Jour 5 – Clairs, Obscur

Duo Jatekok

Si l’on regarde mon “recap” de l’année passée sur la plateforme de streaming que j’utilise, parmi les cinq titres les plus écoutés, quatre sont de Sébastien Farge. Seule Brandee Younger a su se frayer un chemin dans mon top 5. Autant dire que la perspective de pouvoir le retrouver presque tous les midis cette semaine, à l’Office de tourisme, m’enchante. Pour ce premier rendez-vous, je découvre Marjolaine Paitel dans une formule très différente du concert d’hier soir. Entendre les compositions de l’accordéoniste sous un autre jour, mis en mots par la chanteuse, me met en joie. Tout comme ce bonheur épidémique de jouer ensemble, qui exsude de leur prestation. Cela augure d’encore quelques midis limougeauds savoureux.

L’accordéoniste n’est pas le seul à se produire à répétition, puisque la meilleure nouvelle de la journée, c’est que je vais pouvoir dès demain reprendre une bonne lampée du trio de Baptiste Herbin. Bien en verve et bien en verbe, le saxophoniste propose en cette fin d’après-midi un programme autour de Django Reinhardt. Pour faire court, c’est du génie. Le jeu si dextre de Baptiste Herbin s’insère parfaitement dans son élégante réécriture d’une partie de l’œuvre du guitariste. Et pourtant, il a su en garder les couleurs originales, notamment en fin de phrases. Et avec Sylvain Romano et André Ceccarelli pour accompagner le saxophoniste, que demande le peuple ? Probablement une deuxième session, même heure, même endroit. En tout cas, j’y serai.

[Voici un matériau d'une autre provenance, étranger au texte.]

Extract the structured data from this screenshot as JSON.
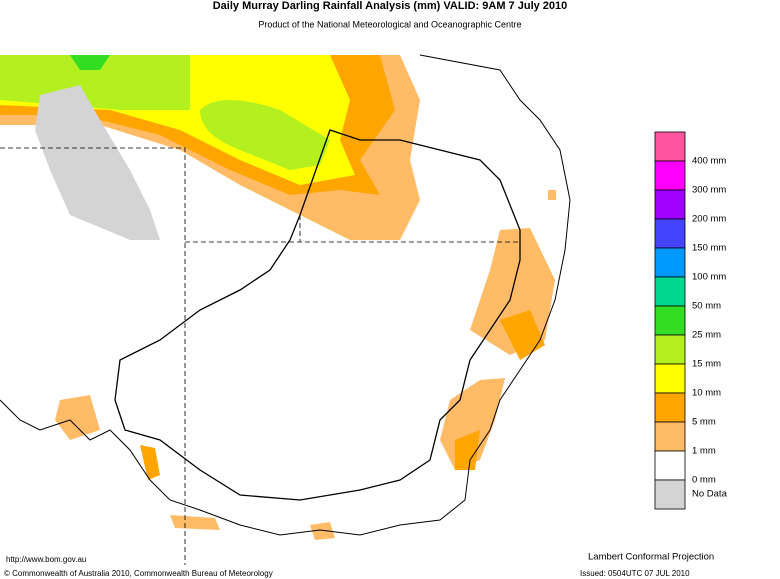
{
  "header": {
    "title": "Daily Murray Darling Rainfall Analysis (mm)  VALID: 9AM  7 July 2010",
    "subtitle": "Product of the National Meteorological and Oceanographic Centre"
  },
  "legend": {
    "items": [
      {
        "color": "#ff55a0",
        "label": "400 mm"
      },
      {
        "color": "#ff00ff",
        "label": "300 mm"
      },
      {
        "color": "#a000ff",
        "label": "200 mm"
      },
      {
        "color": "#4444ff",
        "label": "150 mm"
      },
      {
        "color": "#0099ff",
        "label": "100 mm"
      },
      {
        "color": "#00d890",
        "label": "50 mm"
      },
      {
        "color": "#33dd22",
        "label": "25 mm"
      },
      {
        "color": "#b4f020",
        "label": "15 mm"
      },
      {
        "color": "#ffff00",
        "label": "10 mm"
      },
      {
        "color": "#ffa500",
        "label": "5 mm"
      },
      {
        "color": "#ffbb66",
        "label": "1 mm"
      },
      {
        "color": "#ffffff",
        "label": "0 mm"
      },
      {
        "color": "#d4d4d4",
        "label": "No Data"
      }
    ]
  },
  "footer": {
    "url": "http://www.bom.gov.au",
    "copyright": "© Commonwealth of Australia 2010, Commonwealth Bureau of Meteorology",
    "projection": "Lambert Conformal Projection",
    "issued": "Issued: 0504UTC 07 JUL 2010"
  }
}
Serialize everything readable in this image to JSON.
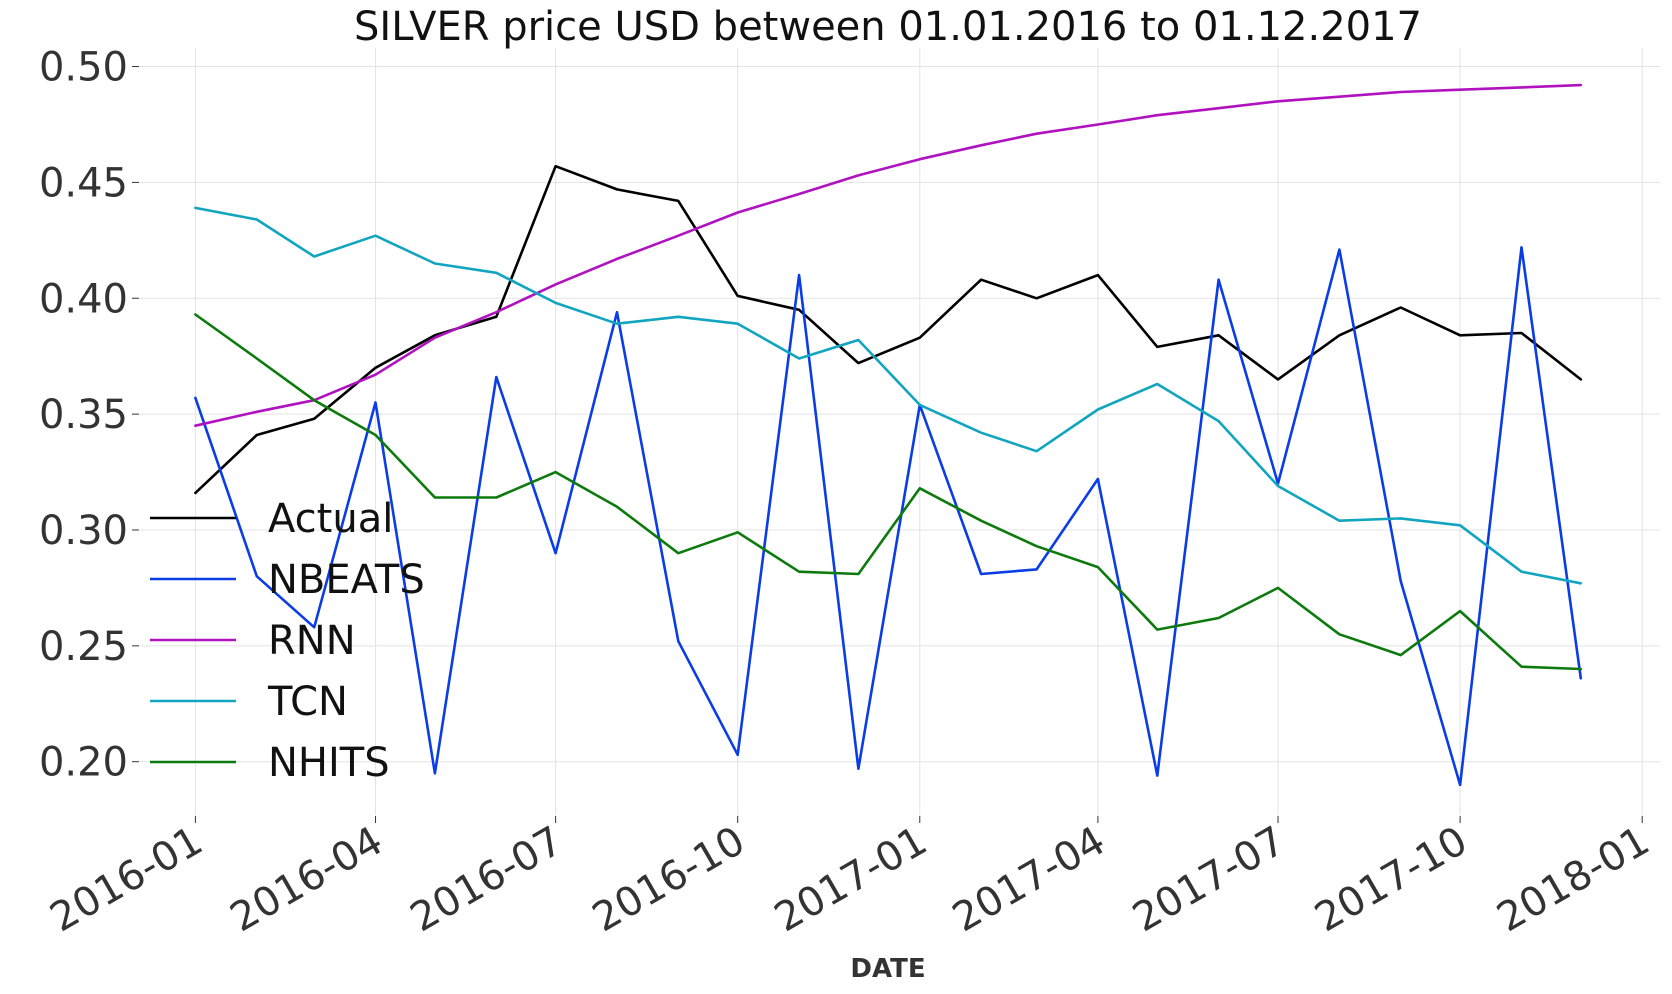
{
  "chart_data": {
    "type": "line",
    "title": "SILVER price USD between 01.01.2016 to 01.12.2017",
    "xlabel": "DATE",
    "ylabel": "",
    "x": [
      "2016-01-01",
      "2016-02-01",
      "2016-03-01",
      "2016-04-01",
      "2016-05-01",
      "2016-06-01",
      "2016-07-01",
      "2016-08-01",
      "2016-09-01",
      "2016-10-01",
      "2016-11-01",
      "2016-12-01",
      "2017-01-01",
      "2017-02-01",
      "2017-03-01",
      "2017-04-01",
      "2017-05-01",
      "2017-06-01",
      "2017-07-01",
      "2017-08-01",
      "2017-09-01",
      "2017-10-01",
      "2017-11-01",
      "2017-12-01"
    ],
    "xlim": [
      "2015-12-04",
      "2018-01-10"
    ],
    "ylim": [
      0.177,
      0.508
    ],
    "x_ticks": [
      "2016-01",
      "2016-04",
      "2016-07",
      "2016-10",
      "2017-01",
      "2017-04",
      "2017-07",
      "2017-10",
      "2018-01"
    ],
    "y_ticks": [
      "0.20",
      "0.25",
      "0.30",
      "0.35",
      "0.40",
      "0.45",
      "0.50"
    ],
    "grid": true,
    "legend_position": "lower-left",
    "series": [
      {
        "name": "Actual",
        "color": "#000000",
        "values": [
          0.316,
          0.341,
          0.348,
          0.37,
          0.384,
          0.392,
          0.457,
          0.447,
          0.442,
          0.401,
          0.395,
          0.372,
          0.383,
          0.408,
          0.4,
          0.41,
          0.379,
          0.384,
          0.365,
          0.384,
          0.396,
          0.384,
          0.385,
          0.365
        ]
      },
      {
        "name": "NBEATS",
        "color": "#0a3de6",
        "values": [
          0.357,
          0.28,
          0.258,
          0.355,
          0.195,
          0.366,
          0.29,
          0.394,
          0.252,
          0.203,
          0.41,
          0.197,
          0.354,
          0.281,
          0.283,
          0.322,
          0.194,
          0.408,
          0.32,
          0.421,
          0.278,
          0.19,
          0.422,
          0.236
        ]
      },
      {
        "name": "RNN",
        "color": "#b012bf",
        "values": [
          0.345,
          0.351,
          0.356,
          0.367,
          0.383,
          0.394,
          0.406,
          0.417,
          0.427,
          0.437,
          0.445,
          0.453,
          0.46,
          0.466,
          0.471,
          0.475,
          0.479,
          0.482,
          0.485,
          0.487,
          0.489,
          0.49,
          0.491,
          0.492
        ]
      },
      {
        "name": "TCN",
        "color": "#12a5bf",
        "values": [
          0.439,
          0.434,
          0.418,
          0.427,
          0.415,
          0.411,
          0.398,
          0.389,
          0.392,
          0.389,
          0.374,
          0.382,
          0.354,
          0.342,
          0.334,
          0.352,
          0.363,
          0.347,
          0.319,
          0.304,
          0.305,
          0.302,
          0.282,
          0.277
        ]
      },
      {
        "name": "NHITS",
        "color": "#0c7a0c",
        "values": [
          0.393,
          0.374,
          0.356,
          0.341,
          0.314,
          0.314,
          0.325,
          0.31,
          0.29,
          0.299,
          0.282,
          0.281,
          0.318,
          0.304,
          0.293,
          0.284,
          0.257,
          0.262,
          0.275,
          0.255,
          0.246,
          0.265,
          0.241,
          0.24
        ]
      }
    ]
  }
}
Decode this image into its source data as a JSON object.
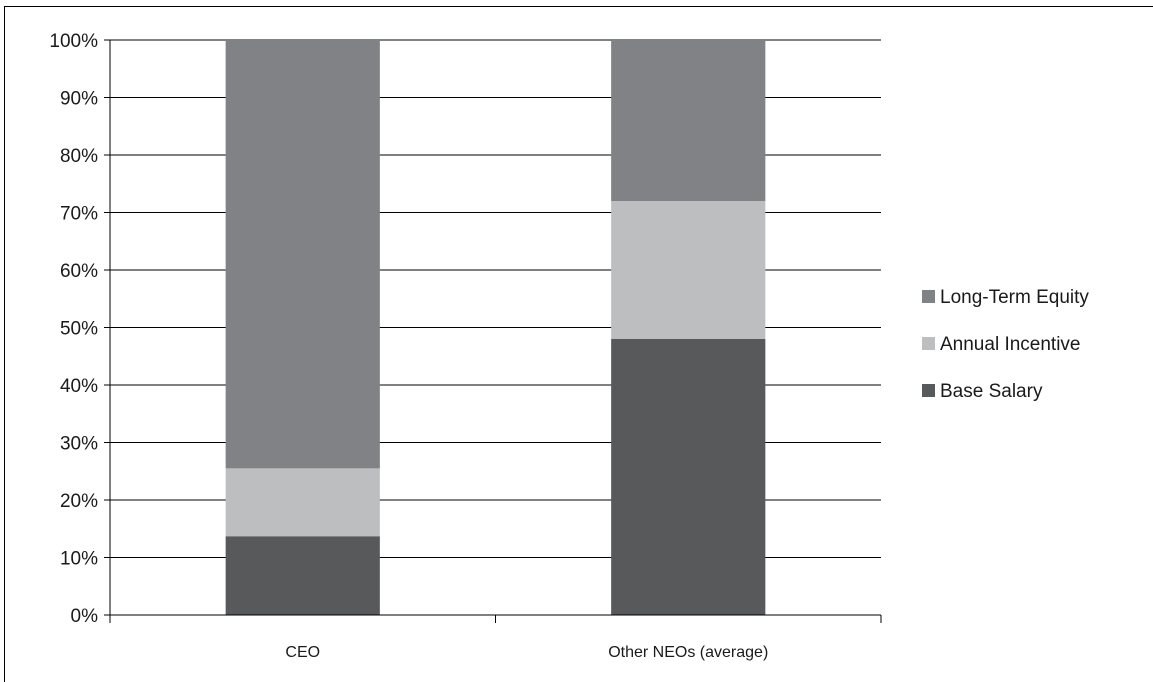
{
  "chart_data": {
    "type": "bar",
    "stacked": true,
    "percent_stacked": true,
    "title": "",
    "xlabel": "",
    "ylabel": "",
    "categories": [
      "CEO",
      "Other NEOs (average)"
    ],
    "series": [
      {
        "name": "Base Salary",
        "values": [
          13.7,
          48
        ],
        "color": "#58595b"
      },
      {
        "name": "Annual Incentive",
        "values": [
          11.8,
          24
        ],
        "color": "#bcbec0"
      },
      {
        "name": "Long-Term Equity",
        "values": [
          74.5,
          28
        ],
        "color": "#808285"
      }
    ],
    "ylim": [
      0,
      100
    ],
    "yticks": [
      "0%",
      "10%",
      "20%",
      "30%",
      "40%",
      "50%",
      "60%",
      "70%",
      "80%",
      "90%",
      "100%"
    ],
    "grid": true,
    "legend": {
      "position": "right",
      "order": [
        "Long-Term Equity",
        "Annual Incentive",
        "Base Salary"
      ]
    }
  }
}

Changement total de registre avec le concert du soir. Je suis un novice du classique et du contemporain. Ce n’est pas ma sensibilité première, mais cela ne m’empêche pas de m’installer dans le Grand Théâtre de Limoges sans aucun a priori, curieux. Le début du
concert est plaisant, j’apprécie la musique minimaliste, et les pièces de Baptiste Trotignon sont à mon goût. Je passe un moment sympathique. Viennent ensuite trois compositions autour du blues de Fabien Touchard. Je n’en saisis malheureusement pas l’intérêt. Jusqu’ici, il me manque un élément crucial, la touche Jatekok. La musique est jouée parfaitement, avec rigueur et précision. J’ai l’habitude et le besoin de sentir que la musique est personnelle, ou que l’on en fait quelque chose de personnel. Jusqu’ici, je n’arrive pas à ressentir l’univers du duo. Avec Crazy Quilt, je n’y suis toujours pas, mais durant leur interprétation de Lonely Woman, ça y est. J’entends enfin le Duo Jatekok, j’ai le bonheur de redécouvrir ce morceau autrement, avec leur version. Modern Music profite, me semble-t-il, de l’élan insufflé par la pièce précédente, et j’entre dans le concert. Je suis enfin prêt, avec elles. Le duo se lève, salue, s’en va. Bien sûr, il y aura trois rappels, et le premier, Blue Rondo à la Turk, est du même acabit que les compositions qui l’ont précédé. Mais, la prestation est, somme toute, terminée.

Je n’ai pas pour habitude de décortiquer ainsi un concert, mais après ce moment, je suis un peu perdu. Selon moi, le concert aurait dû commencer par Lonely Woman. Sur ce morceau, le duo a une véritable interprétation personnelle et touchante. C’est à ce moment-là que j’ai vraiment l’impression d’entendre le Duo Jatekok. Je me dis qu’en partant de là, et en essayant de garder quelque chose de cette interprétation sur le reste du programme, sans forcément le changer -à l’exception des blues-, ce concert m’aurait paru différent, et m’aurait probablement plus touché. Peut-être est-ce simplement la sensibilité, l’habitude, et les connaissances, qui m’ont fait défaut ce soir. Je retiens le Lonely Woman, en me disant que l’interprétation de ce morceau représente vraiment ce qu’ont à offrir les deux pianistes.